Na aula de matemática, a menina inventou um jogo
Esta crônica foi selecionada pela Úrsula a partir da dissertação de mestrado “Narrar a experiência da escola: um ensaio poético filosófico à luz da teoria da experiência e da narração de Walter Benjamin”. Veja a seleção.
2ª série. Uma menina representa a segunda geração de sua família naquela escola pública estadual que leva o nome de um general. E.E.P.S.G. Escola Estadual de Primeiro e Segundo Grau… Copiava o cabeçalho da lousa a menina.
Aula de matemática. Arme e efetue. Ao fundo da primeira fileira, da fileira que fica de frente para a mesa da professora, a menina gostava de sussurrar a palavra “efetue” enquanto copiava caprichosamente no caderno. Gostava de reparar no som da palavra, percebia enquanto sussurrava que gostava de dizer aquela palavra.
Continhas. Fácil. Vai até a letra j. Então são dez contas.

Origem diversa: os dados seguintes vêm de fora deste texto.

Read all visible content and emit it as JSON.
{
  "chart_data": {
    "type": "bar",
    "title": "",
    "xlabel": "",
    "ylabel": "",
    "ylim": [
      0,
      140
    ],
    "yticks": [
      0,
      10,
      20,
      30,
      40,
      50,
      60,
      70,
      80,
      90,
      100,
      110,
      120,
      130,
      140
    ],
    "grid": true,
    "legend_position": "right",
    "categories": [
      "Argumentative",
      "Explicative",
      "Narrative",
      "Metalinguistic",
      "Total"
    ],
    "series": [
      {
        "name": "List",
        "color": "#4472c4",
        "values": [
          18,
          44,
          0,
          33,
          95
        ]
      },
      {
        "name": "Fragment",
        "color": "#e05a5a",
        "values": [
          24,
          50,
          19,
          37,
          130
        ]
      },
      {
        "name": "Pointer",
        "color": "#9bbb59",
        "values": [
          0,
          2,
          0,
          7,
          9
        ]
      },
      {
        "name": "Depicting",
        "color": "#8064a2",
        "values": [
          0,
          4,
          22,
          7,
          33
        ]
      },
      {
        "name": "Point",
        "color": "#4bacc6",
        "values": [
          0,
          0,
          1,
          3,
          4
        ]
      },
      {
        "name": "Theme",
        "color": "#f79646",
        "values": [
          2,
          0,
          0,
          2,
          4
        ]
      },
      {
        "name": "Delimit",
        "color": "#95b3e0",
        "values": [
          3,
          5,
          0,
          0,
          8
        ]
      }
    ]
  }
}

Ela já tinha decorado que o j era a décima letra do alfabeto. Procura a caneta roxa no estojo. A professora, Francisca, estava linda naquela tarde, com os cabelos encaracolados presos pela metade por uma pequena presilha, e seu vestido de tecido lese amarelo. A professora Francisca estava grávida de sete meses.
A turma estava silenciosa naquela aula. Talvez porque matemática parecia difícil. Ou então era porque estavam todos cansados, depois da Educação Física. Mas certamente o que o silêncio não era: fruto do medo da professora; pois a professora Francisca era muito boazinha.
A menina decidiu consigo mesma um jogo para aquela atividade das continhas, já que a sala estava enfileirada e os amigos silenciosos. Decidiu que iria anotar primeiro apenas as letras, de a até j, saltando as linhas no caderno, calculando, antes das contas, e com precisão, quantas linhas cada uma iria exigir ao armar e efetuar. Aquilo parecia divertido, olhar as contas deitadas na lousa e imaginá-las armadas nas linhas do caderno, anotando de caneta roxa apenas as letras de cada conta, apenas as letras de a até j, para depois voltar resolvendo e anotando então aqueles cálculos primeiro imaginados.
Acontece que quando chegou na letra j a menina já estava tão contente e satisfeita com seu jogo de contar e saltar linhas, e de imaginar contas e números – e ela sempre sorria se lembrando do irmão em casa fazendo piada com contas no ar, dizendo “ops, caiu o zero, espera um pouco” – que a menina suspirou e fechou o caderno, repousando sobre os braços cruzados na carteira, gostava da textura daquela toalha plástica vermelha quadriculada.
A professora Francisca agora caminhava devagar pela sala, quando parou ao lado da menina que repousava como que meditando naqueles minutos finais da última aula.
– Já terminou as continhas? – Perguntou sorrindo a professora.
E a menina confiante abre seu caderno folheando e procurando as contas que, jurava, estavam escritas ali. Mas professora e aluna só enxergaram as letras devidamente espaçadas entre as linhas do pequeno caderno de brochura, sem nenhuma conta não.
A menina sorriu espantada, a professora sorriu gostoso, fazendo um cafuné na franja da menina, que rapidamente pegou o lápis, apontou, e apertando a língua entre os lábios finalmente anotou as contas nos espaços precisos, ali, naqueles minutos finais da aula.
Pronto.
Agora já descíamos as escadas para o refeitório, era hora do chá com bolacha antes da saída.